In preparation for the Winter Olympics in Pyeongchang, South Korea, WBBM’s Rick Gregg spoke with experts in each of four sports in a series of interviews for WBBMNewsradio.com. Today: Mike Larsen, Director of the Wisconsin Biathlon Association.
CHICAGO (WBBM NEWSRADIO) — It is, in Mike Larsen’s words, “the most rigorous sport on the planet.”
It is the Biathlon.
“Pretty much everyone’s going to be running red-line all the time when you’re racing, and then you’re supposed to get into a shooting range and be perfectly calm. It’s a big ask,” said Larsen, the Director of the Wisconsin Biathlon Association and a competitor himself.
That contrast in styles is what keeps him on the course.
“You have to prepare yourself before you come into the range,” he said. “We don’t actually come into the range relaxed and ready to take a nap. We practice coming to the range at high heart rates. During the offseason when we can’t ski we will run trails, and then come to the range just as if we were skiing and practice our shooting under those conditions. You have to do something to get to a point where you’re comfortable and not relying so much on very fine motor control skills.”
Of course, you also have to ski fast. And if you miss a target on the range and have to run a penalty lap, things can go sour fast.
“Catching up 20- to 25-seconds to a skier that’s at your level can be difficult,” Larsen said. “Some of the top skiers in the world – and you see this in the World Cup and the Olympics – can make up a lot of time in one lap. However, if you end up in a total meltdown situation in the range, where your sights are off, where the wind is terrible, and you’re missing three or four…that tends to push you out of the podium for sure.”And don’t underestimate that wind. he harder it blows, the wilder the sport gets.
“You always shoot prone first, and then standing toward the end of the race. Which makes it exciting because you’re more fatigued. And that’s where the wind really comes in, because the wind will actually push you and the rifle around. You’re trying to hit a target that’s 50 meters away, so the wind can blow you way off target, very easily.”
The Wisconsin Biathlon Association is the only organization within 150 miles of Chicago promoting the sport. Overseas, it’s a different story.
“Biathlon in Europe is the largest spectator winter sport,” Larsen said. “Biathlon is a prime time sport in Europe.”

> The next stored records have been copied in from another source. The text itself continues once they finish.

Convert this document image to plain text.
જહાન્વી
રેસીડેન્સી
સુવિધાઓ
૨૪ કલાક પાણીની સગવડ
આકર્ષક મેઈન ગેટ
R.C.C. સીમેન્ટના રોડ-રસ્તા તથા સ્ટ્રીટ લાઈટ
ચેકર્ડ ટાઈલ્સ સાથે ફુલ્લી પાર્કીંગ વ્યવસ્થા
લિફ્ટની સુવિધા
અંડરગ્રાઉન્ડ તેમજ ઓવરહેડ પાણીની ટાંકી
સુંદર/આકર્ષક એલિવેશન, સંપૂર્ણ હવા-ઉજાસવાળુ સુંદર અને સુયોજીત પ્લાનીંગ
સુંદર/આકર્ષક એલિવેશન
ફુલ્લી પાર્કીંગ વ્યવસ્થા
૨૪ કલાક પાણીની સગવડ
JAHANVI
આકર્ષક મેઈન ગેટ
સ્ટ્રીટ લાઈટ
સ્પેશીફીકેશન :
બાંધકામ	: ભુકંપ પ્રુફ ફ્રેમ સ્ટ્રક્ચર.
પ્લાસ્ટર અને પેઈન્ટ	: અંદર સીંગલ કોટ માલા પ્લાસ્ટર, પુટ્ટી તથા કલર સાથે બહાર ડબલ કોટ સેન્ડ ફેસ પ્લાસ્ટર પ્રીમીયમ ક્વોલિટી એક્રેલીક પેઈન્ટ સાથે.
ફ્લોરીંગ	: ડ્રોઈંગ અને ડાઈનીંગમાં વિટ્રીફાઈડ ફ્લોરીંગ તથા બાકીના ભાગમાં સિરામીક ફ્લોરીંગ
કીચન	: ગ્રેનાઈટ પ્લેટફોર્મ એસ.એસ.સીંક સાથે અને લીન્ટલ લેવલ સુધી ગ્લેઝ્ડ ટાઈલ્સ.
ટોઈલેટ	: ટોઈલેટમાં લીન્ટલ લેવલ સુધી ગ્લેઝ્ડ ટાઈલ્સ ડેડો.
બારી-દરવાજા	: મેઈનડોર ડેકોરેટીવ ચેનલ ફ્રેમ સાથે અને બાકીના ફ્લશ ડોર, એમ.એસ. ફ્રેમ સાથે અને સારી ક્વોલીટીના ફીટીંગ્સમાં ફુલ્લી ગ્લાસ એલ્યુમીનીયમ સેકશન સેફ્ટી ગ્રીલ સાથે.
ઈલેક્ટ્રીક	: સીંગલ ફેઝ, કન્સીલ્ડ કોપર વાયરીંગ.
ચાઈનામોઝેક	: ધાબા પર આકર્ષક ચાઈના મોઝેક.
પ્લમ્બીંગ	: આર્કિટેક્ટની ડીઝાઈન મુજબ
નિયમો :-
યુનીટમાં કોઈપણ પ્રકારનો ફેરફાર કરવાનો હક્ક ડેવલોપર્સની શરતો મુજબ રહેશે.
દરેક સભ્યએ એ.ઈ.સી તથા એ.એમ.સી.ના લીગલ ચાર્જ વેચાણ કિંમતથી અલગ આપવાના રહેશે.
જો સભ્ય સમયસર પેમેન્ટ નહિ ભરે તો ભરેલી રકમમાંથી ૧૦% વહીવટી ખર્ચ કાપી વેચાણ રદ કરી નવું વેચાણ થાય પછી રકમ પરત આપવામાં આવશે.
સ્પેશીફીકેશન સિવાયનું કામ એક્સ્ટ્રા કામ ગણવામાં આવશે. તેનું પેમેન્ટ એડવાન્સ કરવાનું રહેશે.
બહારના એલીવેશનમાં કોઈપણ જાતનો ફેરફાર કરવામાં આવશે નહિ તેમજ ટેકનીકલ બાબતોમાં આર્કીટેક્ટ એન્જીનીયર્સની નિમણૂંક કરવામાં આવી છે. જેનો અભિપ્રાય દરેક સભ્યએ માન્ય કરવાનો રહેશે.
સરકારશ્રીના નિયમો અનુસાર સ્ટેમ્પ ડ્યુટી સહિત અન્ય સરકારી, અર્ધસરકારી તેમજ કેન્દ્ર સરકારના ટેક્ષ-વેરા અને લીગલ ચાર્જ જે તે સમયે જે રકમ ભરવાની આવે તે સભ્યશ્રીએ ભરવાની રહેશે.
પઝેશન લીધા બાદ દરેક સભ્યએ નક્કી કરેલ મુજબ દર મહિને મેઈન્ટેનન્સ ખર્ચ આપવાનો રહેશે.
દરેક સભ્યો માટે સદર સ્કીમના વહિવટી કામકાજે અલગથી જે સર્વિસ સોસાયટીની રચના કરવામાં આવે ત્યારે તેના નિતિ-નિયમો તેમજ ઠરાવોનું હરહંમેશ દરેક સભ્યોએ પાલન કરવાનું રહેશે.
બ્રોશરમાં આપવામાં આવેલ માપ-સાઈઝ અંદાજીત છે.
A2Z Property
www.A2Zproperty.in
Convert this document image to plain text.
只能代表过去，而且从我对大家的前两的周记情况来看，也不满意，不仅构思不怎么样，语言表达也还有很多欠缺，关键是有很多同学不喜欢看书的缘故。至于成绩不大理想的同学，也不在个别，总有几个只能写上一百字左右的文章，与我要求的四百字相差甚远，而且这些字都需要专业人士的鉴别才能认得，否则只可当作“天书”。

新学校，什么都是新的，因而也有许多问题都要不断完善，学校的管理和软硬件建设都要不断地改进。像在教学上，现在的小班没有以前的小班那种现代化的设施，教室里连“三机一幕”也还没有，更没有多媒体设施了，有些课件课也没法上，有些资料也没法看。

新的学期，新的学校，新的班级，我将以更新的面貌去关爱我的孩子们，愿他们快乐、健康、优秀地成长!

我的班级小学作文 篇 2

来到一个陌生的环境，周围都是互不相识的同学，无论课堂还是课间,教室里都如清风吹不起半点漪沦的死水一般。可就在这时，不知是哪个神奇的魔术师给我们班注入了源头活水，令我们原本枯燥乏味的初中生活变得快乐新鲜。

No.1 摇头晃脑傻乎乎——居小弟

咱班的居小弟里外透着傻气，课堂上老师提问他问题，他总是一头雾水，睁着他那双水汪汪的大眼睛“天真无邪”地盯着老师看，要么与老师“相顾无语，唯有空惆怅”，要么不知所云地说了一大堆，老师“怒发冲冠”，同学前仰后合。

That’s because of its roots as a military competition in Russia, Germany and Scandinavia. In fact, no North American man has ever won a medal in any biathlon event at the Winter Olympics, and only one woman has – Canada’s Myriam Bédard, 24 years ago.
There are four Biathlon courses in Wisconsin, two of which are brand new. The closest is in Eagle, about an hour over the state border from Illinois.
And per Larsen, people make the trip:
“We have a lot of members in the northern Illinois area, so that’s not really that far of a drive,” he said.